Hans Rausing Lecture 2011
Steven Shapin: "Changing Tastes: How Things Tasted in the Early Modern Period and How They Taste Now"
In dietetic and natural philosophical frameworks of the period from Antiquity to the seventeenth century, the subjective experiences of taste, and indeed the experiences of digestion, testified to the make-up of the world’s edible portions. That is, such subjective experiences might be both philosophically and practically reliable. How did that framework help early modern eaters make sense of their bodies and that portion of the world that constituted their aliment? How did that sense-making capacity change over time, as new medical and scientific frameworks emerged from the eighteenth century and, finally, became scientifically dominant in the nineteenth and twentieth centuries? What happened to the subjective experiences of taste when they no longer indexed how the world really is? How has the vocabulary used to describe taste changed? And how do we now know about the edible world?

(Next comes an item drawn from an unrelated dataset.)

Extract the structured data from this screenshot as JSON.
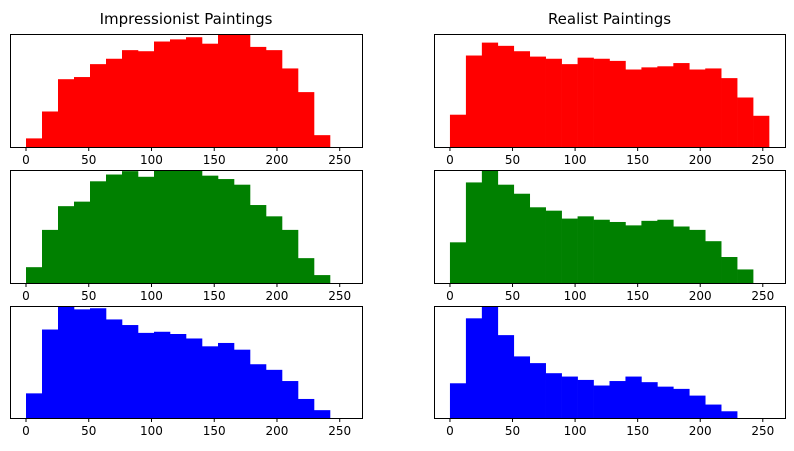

Steven Shapin is Franklin L. Ford Professor of the History of Science at Harvard University. He is the author of Leviathan and the Air-Pump: Hobbes, Boyle, and the Experimental Life (1985, with Simon Schaffer); A Social History of Truth: Civility and Science in Seventeenth-Century England (1994); The Scientific Revolution (1996); The Scientific Life: A Moral History of a Late Modern Vocation (2008); and Never Pure (2010). He is a Fellow of the American Academy of Arts and Sciences and has been awarded prestigious prizes such as Robert K. Merton Prize, Herbert Dingle Prize, J.D. Bernal Prize as well as the Erasmus Prize (with Simon Schaffer) for exceptionally important contributions to European culture, society and social science.